Statistical Analysis

Baseline characteristics were reported as frequency with percentage (%) for categorical variables and median with interquartile ranges for continuous variables. We used χ2 and Wilcoxon rank sum tests to evaluate for differences in categorical and continuous baseline characteristics, respectively. Poisson regression models were used to estimate the annualized rate of adverse events and its components. Global MBF and CFR values were used in all analyses.
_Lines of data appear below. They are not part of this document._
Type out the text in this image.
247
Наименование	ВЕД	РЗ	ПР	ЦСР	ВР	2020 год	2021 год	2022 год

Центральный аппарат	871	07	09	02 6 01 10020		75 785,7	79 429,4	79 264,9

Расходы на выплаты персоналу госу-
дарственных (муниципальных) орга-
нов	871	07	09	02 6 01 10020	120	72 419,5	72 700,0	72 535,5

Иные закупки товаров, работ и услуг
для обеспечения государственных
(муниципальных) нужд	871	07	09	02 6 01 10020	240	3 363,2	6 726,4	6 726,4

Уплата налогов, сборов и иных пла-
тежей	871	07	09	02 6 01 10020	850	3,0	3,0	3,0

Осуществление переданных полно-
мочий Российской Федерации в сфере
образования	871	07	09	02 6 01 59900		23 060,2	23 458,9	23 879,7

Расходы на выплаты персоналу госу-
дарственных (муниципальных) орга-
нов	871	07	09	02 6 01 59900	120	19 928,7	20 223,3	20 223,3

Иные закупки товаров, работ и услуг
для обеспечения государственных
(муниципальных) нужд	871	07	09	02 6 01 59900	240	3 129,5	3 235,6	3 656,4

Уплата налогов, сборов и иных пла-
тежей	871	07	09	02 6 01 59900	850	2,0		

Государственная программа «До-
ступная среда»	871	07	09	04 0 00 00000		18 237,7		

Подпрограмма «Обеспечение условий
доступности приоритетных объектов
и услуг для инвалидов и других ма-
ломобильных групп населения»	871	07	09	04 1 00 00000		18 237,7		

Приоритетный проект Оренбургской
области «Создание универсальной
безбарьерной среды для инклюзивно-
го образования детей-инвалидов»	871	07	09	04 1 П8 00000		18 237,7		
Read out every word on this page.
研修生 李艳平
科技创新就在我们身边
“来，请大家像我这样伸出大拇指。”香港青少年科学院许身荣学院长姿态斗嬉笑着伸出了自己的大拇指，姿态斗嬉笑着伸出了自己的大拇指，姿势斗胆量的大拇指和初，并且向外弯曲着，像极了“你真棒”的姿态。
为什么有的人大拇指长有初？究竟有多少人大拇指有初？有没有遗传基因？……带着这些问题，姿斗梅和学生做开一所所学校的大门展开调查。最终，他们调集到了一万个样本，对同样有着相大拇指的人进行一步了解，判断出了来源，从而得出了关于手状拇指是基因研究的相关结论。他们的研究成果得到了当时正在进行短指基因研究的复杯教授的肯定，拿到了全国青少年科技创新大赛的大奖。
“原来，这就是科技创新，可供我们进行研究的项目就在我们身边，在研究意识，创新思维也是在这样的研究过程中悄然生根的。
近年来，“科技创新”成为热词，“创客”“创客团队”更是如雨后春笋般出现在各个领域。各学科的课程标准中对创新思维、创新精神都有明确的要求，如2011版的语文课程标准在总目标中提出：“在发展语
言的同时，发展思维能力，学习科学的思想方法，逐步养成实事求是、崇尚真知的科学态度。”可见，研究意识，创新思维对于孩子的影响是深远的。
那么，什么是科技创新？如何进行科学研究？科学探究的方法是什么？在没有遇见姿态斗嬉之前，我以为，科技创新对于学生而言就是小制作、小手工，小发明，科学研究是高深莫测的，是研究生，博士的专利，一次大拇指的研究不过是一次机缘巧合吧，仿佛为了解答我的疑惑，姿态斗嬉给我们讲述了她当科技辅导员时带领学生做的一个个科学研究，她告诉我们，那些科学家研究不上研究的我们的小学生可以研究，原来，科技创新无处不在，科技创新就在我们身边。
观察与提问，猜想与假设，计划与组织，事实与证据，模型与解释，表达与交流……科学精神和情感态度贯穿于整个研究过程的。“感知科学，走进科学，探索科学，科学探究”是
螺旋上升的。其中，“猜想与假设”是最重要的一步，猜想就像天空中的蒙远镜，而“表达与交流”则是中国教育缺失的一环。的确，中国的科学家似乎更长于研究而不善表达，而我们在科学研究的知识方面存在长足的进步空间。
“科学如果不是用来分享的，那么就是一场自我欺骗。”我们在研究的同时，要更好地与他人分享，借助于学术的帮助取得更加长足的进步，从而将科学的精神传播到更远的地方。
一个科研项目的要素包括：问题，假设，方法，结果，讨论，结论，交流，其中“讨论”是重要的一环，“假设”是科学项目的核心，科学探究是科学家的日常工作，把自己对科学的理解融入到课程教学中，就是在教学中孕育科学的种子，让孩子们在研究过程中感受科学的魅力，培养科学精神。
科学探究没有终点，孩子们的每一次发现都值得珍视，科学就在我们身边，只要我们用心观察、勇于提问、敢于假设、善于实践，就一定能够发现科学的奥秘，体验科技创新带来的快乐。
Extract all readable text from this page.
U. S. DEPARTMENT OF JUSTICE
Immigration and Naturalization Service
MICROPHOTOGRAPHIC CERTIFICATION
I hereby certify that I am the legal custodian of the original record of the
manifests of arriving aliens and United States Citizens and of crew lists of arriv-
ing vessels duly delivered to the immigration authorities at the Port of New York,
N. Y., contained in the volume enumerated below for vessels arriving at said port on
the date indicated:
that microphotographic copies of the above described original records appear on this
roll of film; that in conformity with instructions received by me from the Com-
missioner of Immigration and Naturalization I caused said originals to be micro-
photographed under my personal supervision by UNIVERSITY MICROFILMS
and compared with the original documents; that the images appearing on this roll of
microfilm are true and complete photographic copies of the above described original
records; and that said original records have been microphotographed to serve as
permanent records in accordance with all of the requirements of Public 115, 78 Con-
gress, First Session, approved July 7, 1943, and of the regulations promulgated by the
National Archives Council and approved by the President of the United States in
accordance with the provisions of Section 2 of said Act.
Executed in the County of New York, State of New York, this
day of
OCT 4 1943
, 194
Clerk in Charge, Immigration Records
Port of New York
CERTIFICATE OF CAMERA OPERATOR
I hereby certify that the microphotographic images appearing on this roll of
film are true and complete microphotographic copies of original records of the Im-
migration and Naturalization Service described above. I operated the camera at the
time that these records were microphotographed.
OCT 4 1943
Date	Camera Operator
Unadjusted and multivariable-adjusted relationships between eGFR & CFR, diastolic indices (Lateral E/e’ and Septal E/e’), systolic indices (GLS, GRS and GCS), marker of LV wall stress (NTproBNP) and adverse composite clinical endpoint were evaluated using appropriate linear, Poisson and Cox proportional hazard models while accounting for non-linearity of relationships using restricted cubic splines. All the adjusted models included demographic factors (age, sex, race), clinical factors (history of hypertension, diabetes, peripheral vascular disease, stroke, diabetes, body mass index (BMI), LVMI, LVEF and eGFR as well as CFR. The variables and number of knots were selected based on optimal values of the Akaike information criterion after including clinically important covariates. We also tested for a statistical interaction between CFR and eGFR in the multivariate model in the Poisson model. Cox proportional hazards models were used to determine the effect of abnormal eGFR26 (<60 ml/min/1.73m2) and abnormal CFR (<1.5). The cox proportional hazard (PH) assumptions test based on Schoenfeld residuals was used to verify non-violation of PH assumption in the adjusted model.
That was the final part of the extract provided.